Keine Staatsanwaltschaft der Welt kann solche Erfolge vorweisen wie derzeit die rumänische. Unter der Führung von Laura Kövesi wurden unzählige Politiker verschiedenster Parteien angeklagt, darunter auch die mächtigen und mächtigsten Politiker. Und die Behörde arbeitete gut: Die meisten Prozesse führten zu Verurteilungen, viele korrupte Politiker kamen hinter Gitter.
In der Bevölkerung wurde die Antikorruptionsbehörde DNA so zur beliebtesten Institution des Landes. Möglich waren ihre Erfolge, weil sie weitgehende Unabhängigkeit genoss. Doch vor allem die Politiker der Regierungspartei versuchen seit Jahren, die Behörde wieder an die kurze Leine zu nehmen.
Regierungspartei nimmt sich aus Schusslinie
Denn in den Reihen der sich sozialdemokratisch nennenden Partei grassiert die Korruption. Auch der starke Mann in der rumänischen Politik, Parteichef Liviu Dragnea – auf Einladung des Parlamentes weilt er gerade in der Schweiz – muss sich derzeit wegen Korruption vor Gericht verantworten.
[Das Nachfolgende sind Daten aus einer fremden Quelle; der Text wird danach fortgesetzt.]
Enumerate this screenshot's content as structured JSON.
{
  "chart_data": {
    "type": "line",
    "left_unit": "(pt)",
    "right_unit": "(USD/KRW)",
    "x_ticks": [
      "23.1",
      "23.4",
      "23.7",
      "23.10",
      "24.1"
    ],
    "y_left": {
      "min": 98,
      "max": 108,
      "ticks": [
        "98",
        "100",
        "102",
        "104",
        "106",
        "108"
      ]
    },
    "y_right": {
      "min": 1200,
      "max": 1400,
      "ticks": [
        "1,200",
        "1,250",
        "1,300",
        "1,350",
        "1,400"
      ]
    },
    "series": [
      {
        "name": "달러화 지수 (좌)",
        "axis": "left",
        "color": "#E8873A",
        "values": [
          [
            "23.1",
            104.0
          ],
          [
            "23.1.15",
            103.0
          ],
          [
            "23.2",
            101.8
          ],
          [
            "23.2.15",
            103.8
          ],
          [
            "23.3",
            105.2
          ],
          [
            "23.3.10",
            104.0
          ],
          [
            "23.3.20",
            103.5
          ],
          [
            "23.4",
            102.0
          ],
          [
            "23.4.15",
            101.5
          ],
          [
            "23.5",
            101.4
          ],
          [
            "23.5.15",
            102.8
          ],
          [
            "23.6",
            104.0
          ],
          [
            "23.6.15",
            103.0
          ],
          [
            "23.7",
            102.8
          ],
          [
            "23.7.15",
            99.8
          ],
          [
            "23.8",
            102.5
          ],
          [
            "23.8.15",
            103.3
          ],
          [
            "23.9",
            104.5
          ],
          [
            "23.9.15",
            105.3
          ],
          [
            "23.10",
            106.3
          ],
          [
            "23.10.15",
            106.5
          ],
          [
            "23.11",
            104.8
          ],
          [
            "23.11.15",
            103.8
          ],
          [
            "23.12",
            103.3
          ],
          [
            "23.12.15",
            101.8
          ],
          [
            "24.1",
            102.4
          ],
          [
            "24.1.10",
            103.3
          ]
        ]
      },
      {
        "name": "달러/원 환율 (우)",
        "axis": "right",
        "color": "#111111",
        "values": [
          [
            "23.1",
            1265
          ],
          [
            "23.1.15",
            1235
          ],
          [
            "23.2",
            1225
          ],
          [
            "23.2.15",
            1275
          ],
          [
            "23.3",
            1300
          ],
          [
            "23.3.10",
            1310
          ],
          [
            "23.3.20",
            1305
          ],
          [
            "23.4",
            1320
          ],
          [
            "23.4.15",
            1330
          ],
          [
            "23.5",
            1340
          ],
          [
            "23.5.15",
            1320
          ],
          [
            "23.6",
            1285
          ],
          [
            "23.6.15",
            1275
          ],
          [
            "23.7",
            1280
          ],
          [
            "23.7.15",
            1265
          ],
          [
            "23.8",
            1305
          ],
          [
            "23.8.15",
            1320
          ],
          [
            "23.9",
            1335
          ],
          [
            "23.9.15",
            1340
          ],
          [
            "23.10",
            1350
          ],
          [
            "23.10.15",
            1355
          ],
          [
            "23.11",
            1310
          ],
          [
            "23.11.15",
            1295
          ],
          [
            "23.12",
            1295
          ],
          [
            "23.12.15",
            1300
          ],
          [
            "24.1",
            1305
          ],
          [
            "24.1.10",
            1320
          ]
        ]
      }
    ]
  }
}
Mittels seiner Regierung schiesst Dragnea seit Monaten gegen Kövesi. Unter dem Vorwurf, sie habe das Ansehen Rumäniens beschädigt, liess er seinen Justizminister im Februar Kövesis Rücktritt fordern. Doch Staatspräsident Klaus Iohannis stellte sich schützend vor die Korruptionsjägerin, die zu ernennen in seiner Kompetenz liegt. Dagegen wiederum hat die Regierung beim Verfassungsgericht Klage eingereicht. Und dieses gab nun der Regierung recht. Wenn diese die Entlassung Kövesis fordere, müsse Iohannis spuren.
Urteil in einer Reihe mit früheren Entscheiden
Die schriftliche Urteilsbegründung liegt noch nicht vor. Viele Experten rechneten aufgrund des Verfassungstextes nicht mit einem solchen Urteil. Ganz überraschend kommt es dennoch nicht. So sollen die Verfassungsrichter in der Mehrheit den Sozialdemokraten nahestehen. Und einige Gerichtsurteile der letzten Zeit fielen zu Ungunsten der Korruptionsjäger und zugunsten der Korruptionsbeschuldigten aus.
Wenn diese Zeichen nicht trügen, und wenn die zu erwartenden Proteste keine unabsehbaren Folgen haben, gewinnt die Politik mit dem heutigen Urteil wieder an Einfluss über die Strafverfolgung. Und womöglich sind die Tage der unabhängigen, erfolgreichen Bekämpfung der Korruption in Rumänien gezählt.
Für das Land wäre dies ein schwerer Rückschlag. Es würde einen Standortvorteil verlieren, der es von allen Ländern der Region unterscheidet. Sein Rechtsstaat würde geschwächt, und es fiele zurück in alte, schädliche Muster.